I recently decided to sign up for a certification course on Ecumenical and Inter-Religious Studies. I didn’t know what Ecumenical meant until my first class, and I can still barely pronounce it, but even after just the first class, I feel a sense of great hope for the world. Hopefully I’m not just overexcited.
Why am I filled with such a sense of hope? After getting the Christianity 101 overview laid out for me, I realized that many of the world's problems, wars, and bloodshed could have been avoided if people just talked to each other. The initial split of the Catholic Church into eastern and western perspectives was due to Rome deciding to make a decision without consulting the four other Sees. Originally, there were five Sees that governed independently, but equally, and they included Rome, Constantinople, Alexandria, Antioch, and Jerusalem. Sure, there was already fission growing within the Church, but by not discussing and consulting with the other as they had been doing all along ultimately split the church.
Later on, the Reformation began with Martin Luther nailing his 95 Theses on the door of the church in Wittenberg. While some would like us to believe that that was his declaration of independence from the Catholic Church, it was in fact simply a request for "dialogue." The man just wanted to have an educated discussion about his questions and concerns!
As we have seen in history, and still today, power often makes people greedy for more power or to at least maintain their power. They will manipulate and abuse their powers so that they might flex their muscles to prove such power. When this happens, we need to remember the ultimate goal. As such, and despite separation of church and state, I am now convinced that it will take willing religious leaders from all sects working together to bring unity and peace to this world. Political leaders must work with religious leaders, because religious leaders who can set aside their stubbornness for certain traditions and schools of thought, can help all remember the ultimate goals and see the bigger picture.
During the Bosnian War, the heads of the three great religious communities of the former Yugoslavia--Patriarch Pavle, head of the Serbian Orthodox Church; Ra'is ul Ulama Jakub Selimoski of the Bosnia and Herzegovina Islamic community, and Vinko Puljic, the Roman Catholic Archbishop of Sarajevo--banded together to say this, "crime in the name of religion is the greatest crime against religion." People like to use religion as a tool for selfish gains and egotistical desires, even leaders of a religion like Rome in 1054 A.D., but let us not confuse religion with people.

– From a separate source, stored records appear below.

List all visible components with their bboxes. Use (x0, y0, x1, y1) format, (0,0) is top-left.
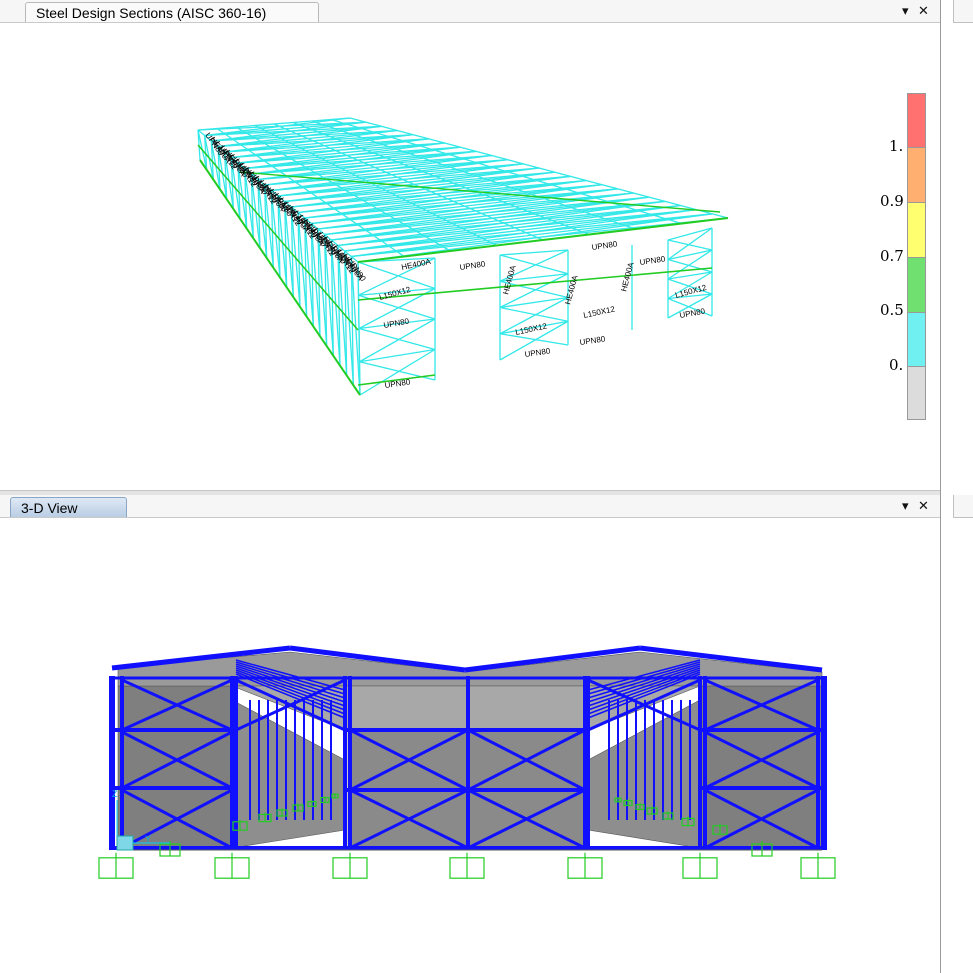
section-label: UPN80 (524, 346, 551, 359)
bottom-tab-bar: 3-D View ▾ ✕ (0, 495, 940, 518)
legend-swatch-gray (907, 366, 926, 420)
tab-steel-design-sections[interactable]: Steel Design Sections (AISC 360-16) (25, 2, 319, 22)
steel-model-viewport[interactable]: UPN80HE400AL150X12UPN80HE400AUPN80L150X1… (0, 22, 860, 490)
legend-swatch-cyan (907, 312, 926, 367)
panel-close-icon[interactable]: ✕ (918, 3, 929, 19)
svg-text:Z: Z (112, 789, 118, 799)
tab-3d-view[interactable]: 3-D View (10, 497, 127, 517)
section-label: L150X12 (378, 285, 412, 302)
section-label: UPN80 (459, 259, 486, 272)
legend-swatch-red (907, 93, 926, 148)
legend-label-1: 1. (889, 137, 904, 155)
top-tab-bar: Steel Design Sections (AISC 360-16) ▾ ✕ (0, 0, 940, 23)
right-panel-strip (941, 0, 973, 973)
section-label: HE400A (563, 274, 580, 306)
section-label: UPN80 (639, 254, 666, 267)
legend-label-0-7: 0.7 (880, 247, 904, 265)
section-label: UPN80 (579, 334, 606, 347)
3d-view-panel: 3-D View ▾ ✕ Z Y (0, 495, 940, 973)
section-label: L150X12 (583, 304, 617, 320)
section-label: UPN80 (591, 239, 618, 252)
svg-text:Y: Y (145, 834, 151, 844)
3d-model-viewport[interactable]: Z Y (0, 517, 940, 973)
legend-swatch-orange (907, 147, 926, 203)
steel-design-panel: Steel Design Sections (AISC 360-16) ▾ ✕ … (0, 0, 940, 490)
panel-close-icon[interactable]: ✕ (918, 498, 929, 514)
legend-swatch-yellow (907, 202, 926, 258)
legend-label-0: 0. (889, 356, 904, 374)
panel-menu-dropdown-icon[interactable]: ▾ (902, 498, 909, 514)
legend-label-0-5: 0.5 (880, 301, 904, 319)
section-label: L150X12 (674, 283, 708, 300)
section-label: UPN80 (679, 307, 707, 320)
panel-menu-dropdown-icon[interactable]: ▾ (902, 3, 909, 19)
section-label: UPN80 (383, 317, 411, 330)
legend-label-0-9: 0.9 (880, 192, 904, 210)
section-label: UPN80 (384, 377, 411, 390)
legend-swatch-green (907, 257, 926, 313)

Today in the United States, it seems there are certain issues that we all argue over, but no one is really listening to the other side. We're talking, but we're not having a dialogue. If we could put aside our differences and our stubbornness, perhaps we could actually have a conversation that transforms into action. If we could stop hyper-focusing on the differences, and look at what really matters, perhaps we could actually move towards positive change.